When you hear the word grief you normally think of the loss of loved ones, friends, or even someone you knew only in passing. Grief is normally associated with death, but we all grieve all kinds of losses. The end of a relationship, illness, moving, career changes, and other lifestyle changes are all types of losses that create grief. However, there’s a chance that people around you, or society in general, might not acknowledge or recognize these experiences as a loss. You may even feel guilty for feeling this way. This is known as disenfranchised grief. It refers to a loss that’s not openly acknowledged, socially mourned, or publicly supported. I think that people and society in general tend to disenfranchise grief and mourners by not recognizing a couple of things: the relationship between the loss and the griever, the importance of the loss, and the need to be a griever. Society also tries to regulate how, when, and how long people may grieve, and what people should and shouldn’t grieve. It all stems from the fact that grief, sadness, and depression make people uncomfortable. Therefore, people instinctually want the grievers to feel better and “get over it” as soon as possible. So, people will often try to minimize others’ grief.
In trying to minimize grief, one of the most common phrases you’ll hear when you’re grieving is “time heals all wounds.” I don’t find this to be true. I think that people think of grief as something that gets smaller over time. I would disagree. I feel like your grief may not be getting smaller, it’s just that your life grows bigger around it. You hold that same grief forever. But you change and become different and suddenly you’ve lived more than half your life without the person or thing you’re grieving, and you’ve grown so much around your grief that you can live with it.
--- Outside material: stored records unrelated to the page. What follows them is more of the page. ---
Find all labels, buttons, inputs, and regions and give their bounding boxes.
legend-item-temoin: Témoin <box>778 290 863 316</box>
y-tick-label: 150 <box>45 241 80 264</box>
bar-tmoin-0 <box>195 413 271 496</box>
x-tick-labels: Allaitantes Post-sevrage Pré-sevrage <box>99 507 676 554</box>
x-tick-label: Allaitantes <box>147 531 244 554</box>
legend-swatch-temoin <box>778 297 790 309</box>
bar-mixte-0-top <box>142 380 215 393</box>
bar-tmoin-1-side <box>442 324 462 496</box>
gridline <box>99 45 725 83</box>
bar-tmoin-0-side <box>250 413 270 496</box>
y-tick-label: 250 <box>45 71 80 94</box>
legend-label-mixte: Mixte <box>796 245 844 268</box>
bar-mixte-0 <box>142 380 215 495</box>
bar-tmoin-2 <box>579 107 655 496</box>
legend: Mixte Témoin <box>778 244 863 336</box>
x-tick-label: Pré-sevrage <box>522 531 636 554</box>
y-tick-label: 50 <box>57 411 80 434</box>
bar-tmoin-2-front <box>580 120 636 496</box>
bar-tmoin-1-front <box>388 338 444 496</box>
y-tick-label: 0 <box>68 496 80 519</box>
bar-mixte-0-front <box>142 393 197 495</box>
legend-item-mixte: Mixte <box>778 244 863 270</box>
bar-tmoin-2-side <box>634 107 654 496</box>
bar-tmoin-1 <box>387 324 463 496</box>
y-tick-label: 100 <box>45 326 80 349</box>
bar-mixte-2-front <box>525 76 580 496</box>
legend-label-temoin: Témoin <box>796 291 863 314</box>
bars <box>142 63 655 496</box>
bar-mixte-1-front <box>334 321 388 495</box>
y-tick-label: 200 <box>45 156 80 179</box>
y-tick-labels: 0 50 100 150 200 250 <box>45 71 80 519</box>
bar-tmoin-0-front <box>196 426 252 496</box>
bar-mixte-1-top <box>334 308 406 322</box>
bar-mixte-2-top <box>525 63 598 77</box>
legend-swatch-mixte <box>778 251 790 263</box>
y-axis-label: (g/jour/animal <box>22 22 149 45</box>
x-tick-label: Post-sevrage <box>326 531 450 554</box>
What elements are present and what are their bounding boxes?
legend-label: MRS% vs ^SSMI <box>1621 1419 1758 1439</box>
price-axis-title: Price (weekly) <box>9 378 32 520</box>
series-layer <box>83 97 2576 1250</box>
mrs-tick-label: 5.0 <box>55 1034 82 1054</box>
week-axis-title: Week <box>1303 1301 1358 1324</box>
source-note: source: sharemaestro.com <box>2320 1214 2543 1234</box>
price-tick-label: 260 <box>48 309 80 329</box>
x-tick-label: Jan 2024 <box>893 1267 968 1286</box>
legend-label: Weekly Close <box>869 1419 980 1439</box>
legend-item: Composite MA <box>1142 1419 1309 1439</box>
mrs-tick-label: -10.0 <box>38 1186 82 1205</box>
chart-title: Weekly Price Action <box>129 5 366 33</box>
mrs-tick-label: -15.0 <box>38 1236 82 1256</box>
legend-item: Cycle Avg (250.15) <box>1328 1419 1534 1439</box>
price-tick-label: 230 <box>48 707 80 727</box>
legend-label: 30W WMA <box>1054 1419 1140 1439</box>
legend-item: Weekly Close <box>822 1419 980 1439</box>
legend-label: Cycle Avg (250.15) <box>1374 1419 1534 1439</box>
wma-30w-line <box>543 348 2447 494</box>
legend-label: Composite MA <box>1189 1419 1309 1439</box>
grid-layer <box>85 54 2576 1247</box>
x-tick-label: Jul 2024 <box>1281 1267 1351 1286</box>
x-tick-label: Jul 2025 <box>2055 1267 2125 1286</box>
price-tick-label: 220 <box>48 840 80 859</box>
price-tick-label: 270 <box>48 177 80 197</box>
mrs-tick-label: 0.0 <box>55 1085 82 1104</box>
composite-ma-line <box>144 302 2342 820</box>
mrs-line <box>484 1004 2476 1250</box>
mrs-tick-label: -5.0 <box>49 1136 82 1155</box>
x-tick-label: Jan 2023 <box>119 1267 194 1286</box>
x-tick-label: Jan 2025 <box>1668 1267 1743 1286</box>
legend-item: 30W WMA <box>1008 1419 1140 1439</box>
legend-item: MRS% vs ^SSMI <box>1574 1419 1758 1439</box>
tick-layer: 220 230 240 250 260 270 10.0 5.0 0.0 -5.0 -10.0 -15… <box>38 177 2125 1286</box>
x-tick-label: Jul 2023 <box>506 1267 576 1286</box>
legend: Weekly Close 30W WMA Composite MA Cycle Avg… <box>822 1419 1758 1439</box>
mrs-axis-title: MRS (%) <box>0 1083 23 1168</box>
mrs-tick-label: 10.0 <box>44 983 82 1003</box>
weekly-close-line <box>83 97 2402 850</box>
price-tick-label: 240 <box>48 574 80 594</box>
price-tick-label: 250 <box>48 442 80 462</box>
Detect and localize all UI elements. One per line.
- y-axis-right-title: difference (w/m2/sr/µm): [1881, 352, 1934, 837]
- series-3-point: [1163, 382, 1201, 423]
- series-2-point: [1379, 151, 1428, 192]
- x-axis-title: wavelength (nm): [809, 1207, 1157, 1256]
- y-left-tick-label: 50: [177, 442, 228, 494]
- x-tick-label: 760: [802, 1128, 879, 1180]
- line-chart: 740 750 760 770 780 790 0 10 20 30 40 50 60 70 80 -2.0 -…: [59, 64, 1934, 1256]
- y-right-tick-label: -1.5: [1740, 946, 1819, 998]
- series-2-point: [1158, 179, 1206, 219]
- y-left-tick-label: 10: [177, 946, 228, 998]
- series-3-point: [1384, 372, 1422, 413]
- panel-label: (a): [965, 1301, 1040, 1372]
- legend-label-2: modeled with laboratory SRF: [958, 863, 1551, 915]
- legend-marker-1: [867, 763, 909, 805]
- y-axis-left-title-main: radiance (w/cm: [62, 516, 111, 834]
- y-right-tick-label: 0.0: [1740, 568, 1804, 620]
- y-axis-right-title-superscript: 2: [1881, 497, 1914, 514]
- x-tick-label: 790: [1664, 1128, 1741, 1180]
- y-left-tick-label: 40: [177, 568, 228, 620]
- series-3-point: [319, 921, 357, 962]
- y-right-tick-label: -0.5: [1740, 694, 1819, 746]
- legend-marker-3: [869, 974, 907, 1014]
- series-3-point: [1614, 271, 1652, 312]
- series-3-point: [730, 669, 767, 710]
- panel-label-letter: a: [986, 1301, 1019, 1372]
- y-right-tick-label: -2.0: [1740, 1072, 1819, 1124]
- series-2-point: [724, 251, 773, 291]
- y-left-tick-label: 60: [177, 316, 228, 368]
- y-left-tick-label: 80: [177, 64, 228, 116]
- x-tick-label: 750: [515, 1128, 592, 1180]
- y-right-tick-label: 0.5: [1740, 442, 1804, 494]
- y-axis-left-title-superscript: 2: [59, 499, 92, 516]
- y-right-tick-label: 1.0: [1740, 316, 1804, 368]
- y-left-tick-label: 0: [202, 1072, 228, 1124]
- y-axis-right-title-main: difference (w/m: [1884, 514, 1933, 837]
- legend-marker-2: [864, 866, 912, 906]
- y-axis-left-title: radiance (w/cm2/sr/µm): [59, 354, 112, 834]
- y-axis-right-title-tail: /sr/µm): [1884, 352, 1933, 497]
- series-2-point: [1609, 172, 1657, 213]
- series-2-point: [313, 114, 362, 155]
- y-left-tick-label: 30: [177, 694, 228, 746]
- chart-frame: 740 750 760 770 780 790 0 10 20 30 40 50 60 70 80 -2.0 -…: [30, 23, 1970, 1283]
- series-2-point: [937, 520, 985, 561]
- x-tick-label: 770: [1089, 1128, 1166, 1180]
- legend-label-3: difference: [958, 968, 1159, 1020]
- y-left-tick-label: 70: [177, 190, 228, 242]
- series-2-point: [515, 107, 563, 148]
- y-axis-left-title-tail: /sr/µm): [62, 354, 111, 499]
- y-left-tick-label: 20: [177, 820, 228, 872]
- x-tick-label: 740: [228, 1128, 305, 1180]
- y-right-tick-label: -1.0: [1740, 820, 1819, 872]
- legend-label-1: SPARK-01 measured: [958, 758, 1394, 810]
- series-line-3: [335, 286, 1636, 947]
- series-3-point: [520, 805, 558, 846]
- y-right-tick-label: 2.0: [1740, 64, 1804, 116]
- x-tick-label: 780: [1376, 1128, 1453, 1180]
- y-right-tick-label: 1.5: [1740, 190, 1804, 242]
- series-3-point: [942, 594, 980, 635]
We all live with grief because life is not constant. Things change and that’s what life is. Unexpected or expected, sudden or planned, wanted or unwanted, life is a series of changes. And when things change it is normal to miss the way things used to be. It is understandable to grieve the life you had and the person you were. And while time may not heal all wounds, with time your life does become bigger than your grief and one day you’ll notice that it doesn’t hurt as much as it used to.